By using the sidecar pattern, all of the above problems are solved since the lifecycle of the exporter matches the lifecycle of the Pod/instance.

This is why OTel's push design is a fundamentally flawed system and should be avoided. It follows too many of the design flaws of StatsD. This is the reason the statsd_exporter was created, not just to convert the protocol, but to solve the problems of the push model.

SuperQ avatar May 30 '24 19:05 SuperQ

+1 to @SuperQ's concerns. That being said, if you have a sufficient need, and can handle the issues that arise from the daemonset pattern in your environment, nothing will prevent you from doing that, and I know some people run the exporter that way.

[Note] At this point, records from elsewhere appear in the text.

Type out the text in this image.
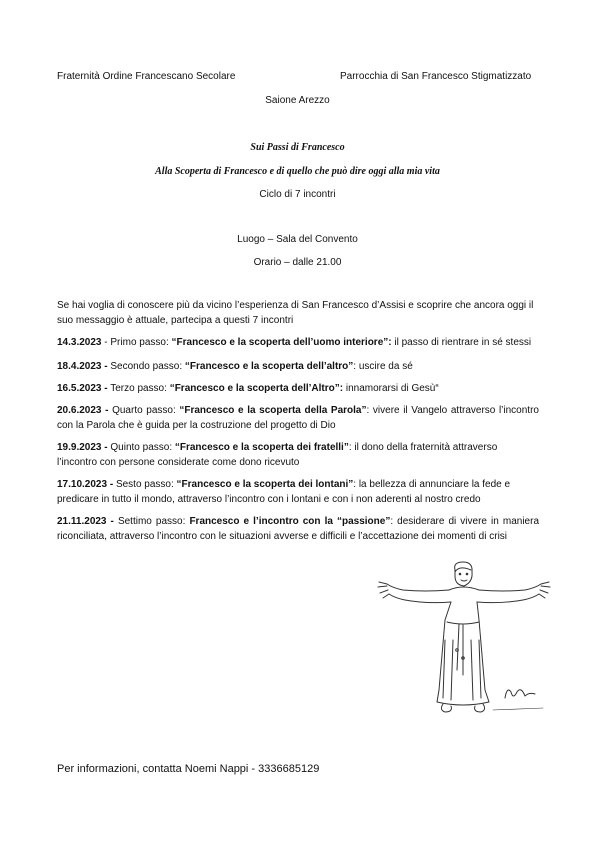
Fraternità Ordine Francescano Secolare	Parrocchia di San Francesco Stigmatizzato
Saione Arezzo
Sui Passi di Francesco
Alla Scoperta di Francesco e di quello che può dire oggi alla mia vita
Ciclo di 7 incontri
Luogo – Sala del Convento
Orario – dalle 21.00
Se hai voglia di conoscere più da vicino l’esperienza di San Francesco d’Assisi e scoprire che ancora oggi il suo messaggio è attuale, partecipa a questi 7 incontri
14.3.2023 - Primo passo: “Francesco e la scoperta dell’uomo interiore”: il passo di rientrare in sé stessi
18.4.2023 - Secondo passo: “Francesco e la scoperta dell’altro”: uscire da sé
16.5.2023 - Terzo passo: “Francesco e la scoperta dell’Altro”: innamorarsi di Gesù“
20.6.2023 - Quarto passo: “Francesco e la scoperta della Parola”: vivere il Vangelo attraverso l’incontro con la Parola che è guida per la costruzione del progetto di Dio
19.9.2023 - Quinto passo: “Francesco e la scoperta dei fratelli”: il dono della fraternità attraverso l’incontro con persone considerate come dono ricevuto
17.10.2023 - Sesto passo: “Francesco e la scoperta dei lontani”: la bellezza di annunciare la fede e predicare in tutto il mondo, attraverso l’incontro con i lontani e con i non aderenti al nostro credo
21.11.2023 - Settimo passo: Francesco e l’incontro con la “passione”: desiderare di vivere in maniera riconciliata, attraverso l’incontro con le situazioni avverse e difficili e l’accettazione dei momenti di crisi
Per informazioni, contatta Noemi Nappi - 3336685129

In our documentation, we're promoting the sidecar pattern because it is the best solution, and maybe not the most obvious one to someone coming from statsd/graphite (which is still the main target for this exporter). I don't want to confuse the messaging there by calling out the daemonset option; for anyone who digs deeper, let this issue stand as their starting point 😄

matthiasr avatar Aug 18 '24 14:08 matthiasr

Using statsd as a daemonset is against mathematics. A metric cannot be counted in 2 places at the same time, or counted in one place and its previous value from the cache published in the other. The solution is a statefulset in which traffic is directed via statsrelays, but also in this architecture a rigid structure must be maintained, the number and order of instances must be permanent, and any change requires resetting the counters on all instances so that they "forget" what they had.